To make the expression of your filter clear and concise we have developed our own curation language called the Curated Stream Definition Language, CSDL. Using the CSDL you can express powerful filters of unlimited precision and you can even express your own rules to enrich your selected data with your own feature tags.

Here's an example, just for illustration, of a complex filter that you could build with only four lines of CSDL code: imagine that you want to look at information from Twitter that mentions the iPad. Suppose you want to include content written in English or Spanish but exclude any other languages, select only content written within 100 kilometers of New York City, and exclude Tweets that have been retweeted fewer than five times. You can write that in just four lines of CSDL!

Filtering

CSDL allows you to:

  • define filtering conditions that specify what information your stream will include
  • augment the objects in the stream with data from third-party sites (for example, adding the author's gender)
  • augment the objects in the stream based on analysis of the content (for example, detecting positive or negative sentiment)
  • augment the objects in the result stream with metadata tags according to your own rules (for example, adding an "Apple" tag to objects that include mention of "iPad" or "Mac").

A simple filtering condition usually has three elements.

    target + operator + argument

The target shows DataSift where to look for the information you need. For example, the target might be the 140-character string containing a Tweet, the sentiment, positive or negative, expressed in some Myspace content, or the language in which a post is written.

The operator defines the comparison Datasift should make. For example, it might search for Tweets from authors who have at least 100 followers. The operator here would be greater than. It might search for a Tweet that mentions football. The operator in this case would be contains. Or it might search for messages that include geographical information. This would employ the exists operator.
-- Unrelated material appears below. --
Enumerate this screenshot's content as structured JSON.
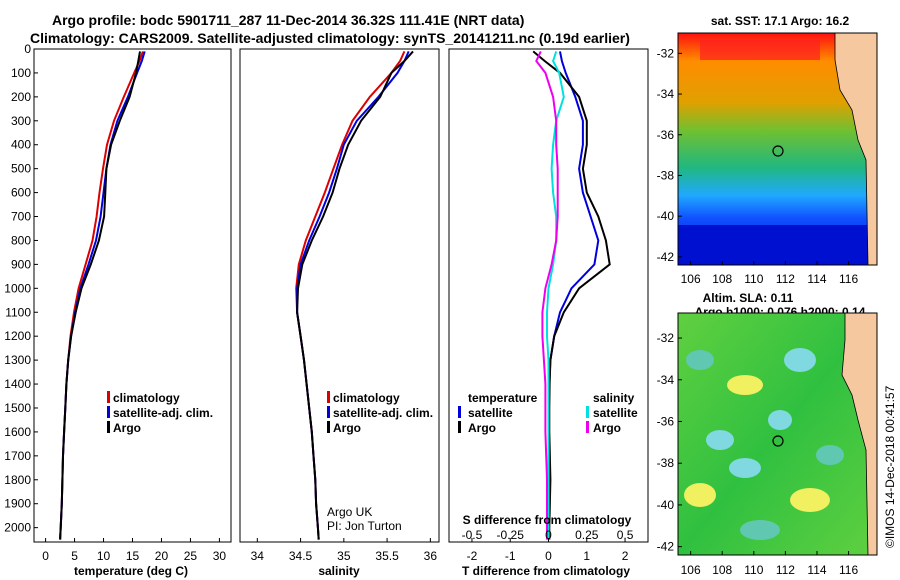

More complex filters can be built by combining simple filters using the logical operators: AND, OR, and NOT.

Once a result stream has been defined through a filter, you can reuse it as part of the definition of another stream by using the stream keyword to combine it with further filtering conditions.

The argument can be any value, as long as the type of the argument matches the type of the target.

NoteCSDL allows you to create large and powerful filters. Each one can be up to 1MB.

Tagging

Tagging, enabled by DataSift VEDO, allow you to add your own metadata to interactions. For example, brokers monitoring a set of stocks could filter for the names of any of the companies involved and add the appropriate stock ticker as a tag.

Adding tags based on conditional rules gives you the power to code business rules directly into your CSDL code. Since you are free to choose your own tags, you can build taxonomies to fit your business, specific to the problem you're working on. Tags allow you to deliver interactions with custom metadata to your applications.